The “Truth in Labeling of Food Products Act” passed by the Louisiana Legislature in 2019 violates the commercial free speech rights of Turtle Island Foods, which produces and packages plant-based meat products marketed and sold in the state and nationwide.

Turtle Island Foods was founded in 1980 and is headquartered in Hood River, OR. The company produces Tofurky, a popular vegetarian and vegan alternative to turkey, as well other meatless products.

Federal Judge Brian A. Jackson sided with the Turtle Island plaintiffs against the state of Louisiana’s long list of banned speech. The decision means plant-based alternatives should be able to ignore the Louisiana labeling law because it goes too far in prescribing commercial speech.   Agriculture and Forestry Commissioner Michael G. Strain was the defendant, who took the loss for the state.

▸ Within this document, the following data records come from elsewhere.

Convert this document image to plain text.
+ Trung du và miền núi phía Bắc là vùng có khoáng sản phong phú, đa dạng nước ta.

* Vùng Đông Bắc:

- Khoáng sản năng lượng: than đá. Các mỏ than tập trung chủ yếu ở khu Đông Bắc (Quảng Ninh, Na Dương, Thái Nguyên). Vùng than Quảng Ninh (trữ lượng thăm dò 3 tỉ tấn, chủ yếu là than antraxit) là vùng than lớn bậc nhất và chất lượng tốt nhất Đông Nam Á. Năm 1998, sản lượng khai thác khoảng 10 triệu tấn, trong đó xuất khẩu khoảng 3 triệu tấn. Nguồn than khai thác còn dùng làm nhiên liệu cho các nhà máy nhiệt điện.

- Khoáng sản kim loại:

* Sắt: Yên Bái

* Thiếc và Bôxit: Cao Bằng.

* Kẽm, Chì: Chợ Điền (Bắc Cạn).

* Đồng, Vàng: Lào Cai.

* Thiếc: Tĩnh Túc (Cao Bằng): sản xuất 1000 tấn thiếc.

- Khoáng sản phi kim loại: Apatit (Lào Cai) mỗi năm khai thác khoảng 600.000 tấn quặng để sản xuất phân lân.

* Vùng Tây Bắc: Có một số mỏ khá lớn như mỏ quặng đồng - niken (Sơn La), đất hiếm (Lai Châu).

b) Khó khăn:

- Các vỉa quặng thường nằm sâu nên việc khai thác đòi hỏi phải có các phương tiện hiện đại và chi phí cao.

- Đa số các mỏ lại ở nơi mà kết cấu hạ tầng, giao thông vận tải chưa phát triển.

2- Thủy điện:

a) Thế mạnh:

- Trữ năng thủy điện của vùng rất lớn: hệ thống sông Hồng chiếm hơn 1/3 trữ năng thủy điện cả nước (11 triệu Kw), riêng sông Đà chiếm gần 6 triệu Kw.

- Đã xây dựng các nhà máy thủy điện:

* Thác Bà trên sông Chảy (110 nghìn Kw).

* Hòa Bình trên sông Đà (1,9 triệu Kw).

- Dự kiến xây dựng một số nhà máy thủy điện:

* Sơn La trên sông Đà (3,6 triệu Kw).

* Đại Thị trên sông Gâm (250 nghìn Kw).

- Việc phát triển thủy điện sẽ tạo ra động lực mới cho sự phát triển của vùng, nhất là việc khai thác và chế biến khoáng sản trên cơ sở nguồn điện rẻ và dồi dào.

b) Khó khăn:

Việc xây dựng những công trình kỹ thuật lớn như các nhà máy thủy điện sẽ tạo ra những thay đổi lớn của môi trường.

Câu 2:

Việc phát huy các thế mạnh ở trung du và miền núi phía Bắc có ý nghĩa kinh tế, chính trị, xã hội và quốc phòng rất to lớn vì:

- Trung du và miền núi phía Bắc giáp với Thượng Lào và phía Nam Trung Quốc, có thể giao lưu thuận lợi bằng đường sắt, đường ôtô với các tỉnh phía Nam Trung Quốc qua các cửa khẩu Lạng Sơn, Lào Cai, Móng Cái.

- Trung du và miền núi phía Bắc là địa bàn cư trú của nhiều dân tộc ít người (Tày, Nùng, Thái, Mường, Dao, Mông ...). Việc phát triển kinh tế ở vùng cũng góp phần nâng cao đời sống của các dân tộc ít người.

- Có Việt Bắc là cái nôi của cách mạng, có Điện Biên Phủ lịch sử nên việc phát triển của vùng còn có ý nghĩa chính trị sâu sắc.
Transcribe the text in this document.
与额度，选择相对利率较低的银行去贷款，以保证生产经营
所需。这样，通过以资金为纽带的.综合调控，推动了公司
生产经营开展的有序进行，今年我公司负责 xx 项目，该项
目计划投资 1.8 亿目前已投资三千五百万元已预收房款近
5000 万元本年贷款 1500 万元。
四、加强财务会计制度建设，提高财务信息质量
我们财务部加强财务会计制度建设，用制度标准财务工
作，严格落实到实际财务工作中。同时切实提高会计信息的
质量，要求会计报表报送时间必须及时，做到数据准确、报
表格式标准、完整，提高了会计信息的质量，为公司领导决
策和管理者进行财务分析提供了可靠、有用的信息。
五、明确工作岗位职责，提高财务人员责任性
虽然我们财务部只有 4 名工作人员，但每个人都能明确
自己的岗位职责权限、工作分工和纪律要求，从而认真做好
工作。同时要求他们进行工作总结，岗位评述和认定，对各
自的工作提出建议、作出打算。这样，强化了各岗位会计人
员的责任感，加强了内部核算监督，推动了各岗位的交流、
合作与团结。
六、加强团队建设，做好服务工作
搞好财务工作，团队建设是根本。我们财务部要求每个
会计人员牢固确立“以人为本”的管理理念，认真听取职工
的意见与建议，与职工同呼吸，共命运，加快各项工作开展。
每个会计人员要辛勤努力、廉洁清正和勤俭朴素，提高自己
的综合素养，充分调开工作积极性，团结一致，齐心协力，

The 2-year-old Louisiana labeling law came with the threat of prosecution for false and misleading statements by plant-based alternatives over a wide area. These included “representing a food product as beef or a beef product  when the food product is not derived from domesticated bovine.” The same language was included for pork and pork products, rice, poultry, among other restrictions.

Louisiana hasn’t taken any enforcement action related to the labeling law and Commissioner Strain has not issued any rules or guidelines for the labeling law. In his ruling, Judge Jackson said Turtle Island “has refrained from using certain words and images on marketing materials and packages and has removed  videos on its website and social media.”

He also noted that  “No federal agency has brought any enforcement action against plaintiff for the misleading use of ‘meat’ or related terms to describe plant-based meats based on its food labels or marketing materials.”  And there haven’t been any consumer complaints.

Turtle Island sued Commissioner Strain, as the responsible state official, on Oct. 7, 2020. The case was heard in federal district court for the Middle District of Louisiana. Judge Jackson, who was named to the bench in 2010 by President Obama, granted the company’s motion for a Summary Judgement on March 28.

In his 20-page ruling, the judge accepts Turtle Island’s argument that its conduct “constitutes protected commercial speech” and the Act’s purpose is to prohibit “current and intended speech” by those representing plant-based products.

None of the nine Turtle Island labels presented to the court violate Louisiana’s new labeling law, according to Commissioner Strain.  But the “threat of future enforcement is credible,” according to Jackson. “The Court finds that the threat of future enforcement is substantial,” he said.

Commercial speech is protected by the U.S. Constitution, but the protection is more limited than other forms of speech. At issue is whether an unlawful activity is involved; whether there is a substantial government interest; whether regulation advances the government interest and whether it is limited to “no more than necessary.”

The party seeking to uphold a restriction on commercial speech has the burden of justifying it.  And, it cannot confuse consumers.

The judge said the State “failed to satisfy the required burden of demonstrating  a reasonable fit between the regulation and the constitutionally-protected speech.”